Storage units are fine if:

1. It's auxiliary storage for e.g. outdoor gear you use that you can't fit in your apartment

2. It's essentially bridge storage for stuff that will be moved somewhere new (e.g. a second apartment/home) on a fairly fixed timeframe

On the other hand, it just going to be a headache for you or someone else if it's just stuff you don't have room for and don't have any real plans to have room for it. Both my brother and a friend have gone through this recently with relatives where cleaning out storage lockers was a huge PITA.

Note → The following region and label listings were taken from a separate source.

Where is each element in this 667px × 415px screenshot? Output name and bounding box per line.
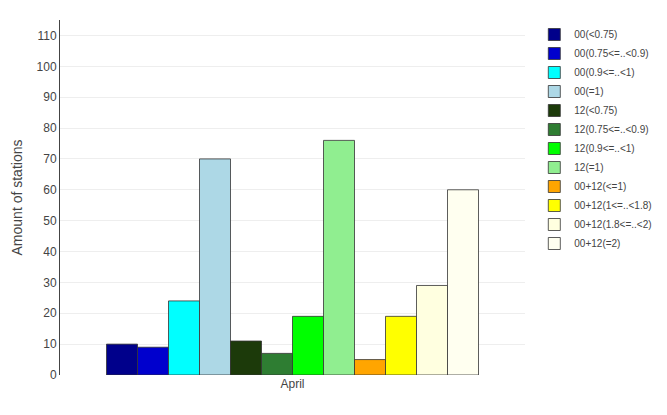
- svg-text:20: 20: [43, 306, 57, 320]
- svg-text:00+12(=2): 00+12(=2): [574, 238, 620, 249]
- svg-text:00+12(<=1): 00+12(<=1): [574, 181, 626, 192]
- svg-text:10: 10: [43, 337, 57, 351]
- svg-text:12(=1): 12(=1): [574, 162, 603, 173]
- svg-text:Amount of stations: Amount of stations: [9, 140, 25, 256]
- svg-text:0: 0: [50, 368, 57, 382]
- svg-text:40: 40: [43, 245, 57, 259]
- svg-text:90: 90: [43, 90, 57, 104]
- svg-text:00+12(1.8<=..<2): 00+12(1.8<=..<2): [574, 219, 651, 230]
- svg-text:110: 110: [37, 29, 56, 43]
- svg-text:70: 70: [43, 152, 57, 166]
- svg-text:60: 60: [43, 183, 57, 197]
- svg-text:30: 30: [43, 276, 57, 290]
- svg-text:12(0.9<=..<1): 12(0.9<=..<1): [574, 143, 634, 154]
- svg-text:100: 100: [37, 60, 57, 74]
- svg-text:00(0.75<=..<0.9): 00(0.75<=..<0.9): [574, 48, 648, 59]
- svg-text:00(<0.75): 00(<0.75): [574, 29, 617, 40]
- svg-text:12(<0.75): 12(<0.75): [574, 105, 617, 116]
- svg-text:April: April: [280, 377, 304, 391]
- svg-text:12(0.75<=..<0.9): 12(0.75<=..<0.9): [574, 124, 648, 135]
- svg-text:80: 80: [43, 121, 57, 135]
- svg-text:00(=1): 00(=1): [574, 86, 603, 97]
- svg-text:00+12(1<=..<1.8): 00+12(1<=..<1.8): [574, 200, 651, 211]
- svg-text:00(0.9<=..<1): 00(0.9<=..<1): [574, 67, 634, 78]
- svg-text:50: 50: [43, 214, 57, 228]
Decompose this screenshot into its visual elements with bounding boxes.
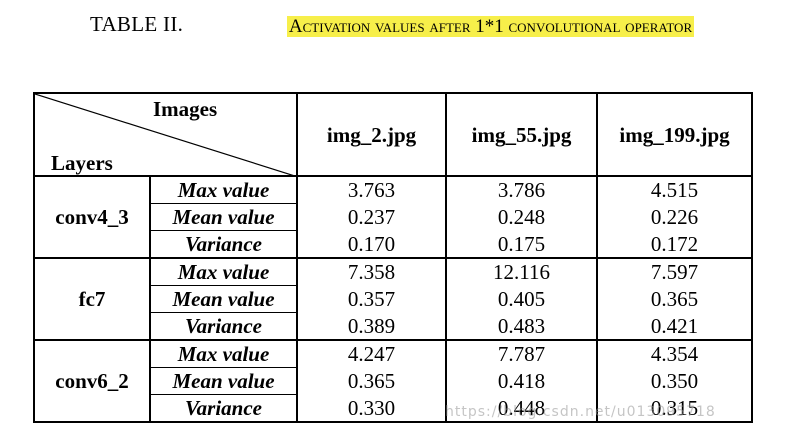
table-row: conv4_3 Max value 3.763 3.786 4.515 <box>33 175 753 259</box>
value-cell: 0.175 <box>445 230 598 259</box>
table-row: Mean value 0.237 0.248 0.226 <box>34 203 753 231</box>
value-cell: 0.330 <box>296 394 447 423</box>
value-cell: 7.597 <box>596 257 753 286</box>
metric-name: Mean value <box>149 285 298 313</box>
table-row: conv6_2 Max value 4.247 7.787 4.354 <box>33 339 753 423</box>
value-cell: 4.247 <box>296 339 447 368</box>
metric-name: Mean value <box>149 367 298 395</box>
table-row: Variance 0.389 0.483 0.421 <box>34 312 753 341</box>
value-cell: 3.786 <box>445 175 598 204</box>
activation-table: Images Layers img_2.jpg img_55.jpg img_1… <box>33 92 753 423</box>
watermark: https://blog.csdn.net/u013095718 <box>445 404 716 420</box>
column-header: img_2.jpg <box>296 92 447 177</box>
layers-header: Layers <box>51 151 113 175</box>
value-cell: 0.418 <box>445 367 598 395</box>
table-title: Activation values after 1*1 convolutiona… <box>248 14 733 40</box>
value-cell: 0.405 <box>445 285 598 313</box>
value-cell: 12.116 <box>445 257 598 286</box>
metric-name: Variance <box>149 312 298 341</box>
value-cell: 0.483 <box>445 312 598 341</box>
value-cell: 0.237 <box>296 203 447 231</box>
value-cell: 0.365 <box>596 285 753 313</box>
column-header: img_55.jpg <box>445 92 598 177</box>
value-cell: 7.358 <box>296 257 447 286</box>
corner-header-cell: Images Layers <box>33 92 298 177</box>
value-cell: 0.170 <box>296 230 447 259</box>
metric-name: Mean value <box>149 203 298 231</box>
layer-name: conv6_2 <box>33 339 151 423</box>
diagonal-divider <box>35 94 298 177</box>
value-cell: 0.172 <box>596 230 753 259</box>
table-row: fc7 Max value 7.358 12.116 7.597 <box>33 257 753 341</box>
value-cell: 0.315 <box>596 394 753 423</box>
metric-name: Max value <box>149 257 298 286</box>
images-header: Images <box>153 97 218 121</box>
value-cell: 0.448 <box>445 394 598 423</box>
header-row: Images Layers img_2.jpg img_55.jpg img_1… <box>33 92 753 177</box>
metric-name: Variance <box>149 394 298 423</box>
table-row: Mean value 0.357 0.405 0.365 <box>34 285 753 313</box>
value-cell: 4.354 <box>596 339 753 368</box>
column-header: img_199.jpg <box>596 92 753 177</box>
value-cell: 0.248 <box>445 203 598 231</box>
metric-name: Variance <box>149 230 298 259</box>
value-cell: 0.421 <box>596 312 753 341</box>
value-cell: 0.350 <box>596 367 753 395</box>
value-cell: 0.365 <box>296 367 447 395</box>
table-row: Variance 0.170 0.175 0.172 <box>34 230 753 259</box>
metric-name: Max value <box>149 175 298 204</box>
metric-name: Max value <box>149 339 298 368</box>
layer-name: conv4_3 <box>33 175 151 259</box>
value-cell: 0.389 <box>296 312 447 341</box>
table-label: TABLE II. <box>90 12 184 36</box>
value-cell: 3.763 <box>296 175 447 204</box>
value-cell: 0.357 <box>296 285 447 313</box>
value-cell: 4.515 <box>596 175 753 204</box>
layer-name: fc7 <box>33 257 151 341</box>
value-cell: 0.226 <box>596 203 753 231</box>
table-title-text: Activation values after 1*1 convolutiona… <box>286 16 695 37</box>
table-row: Variance 0.330 0.448 0.315 <box>34 394 753 423</box>
table-row: Mean value 0.365 0.418 0.350 <box>34 367 753 395</box>
value-cell: 7.787 <box>445 339 598 368</box>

One of the fun things about Tick Tick Boom is that Jonathon Larson videotaped his apartment in quite a lot of detail for insurance purposes, so the cinematic recreation is incredibly accurate, down to the individual books on the shelves.


Somewhat related: The 100 Thing Challenge

https://zenhabits.net/minimalist-fun-the-100-things-challeng...

I think it's worth reflecting on the amount of possessions one owns and considering whether having fewer would make one's life better. 100 may be too few to have, but aiming for fewer than one has may be an improvement for many people's mental state.


photograph of the photograph. sets which can't contain themselves. Maybe a mirror shot?


If sh actually printed every photo she took, you know recursion...


In the 90's there was an artsy site linked from Bud.com (which should take you back...) of a dude that was in the process of scanning everything he owned. This was back when merely hosting high-rez images was sort of an ordeal.


Only tangentially related, but I wasn't aware that Goldorak (Grandizer) was a thing in the United States. (It was huge in Quebec)


The artist lives in Belgium, and given Goldorak probably speaks French.


Did she take a photo of the camera?


is that a picture of the mirror or the camera then?


mirror.


You probably have two cameras as a photographer. Use them to take pictures of each other.


reminds me of delicious library back in the day. it was really useful when lending dvds to friends!

https://en.wikipedia.org/wiki/Delicious_Library


Reminds me of the book Material World by Peter Menzel


I expected more shoes.


I see a stand for a Macbook but no Macbook itself. The social commentary is on point. Truly art.

(There is an old busted iPhone, but I'm willing to call it old enough that she does, indeed, own it since it's too old for Apple to repair themselves.)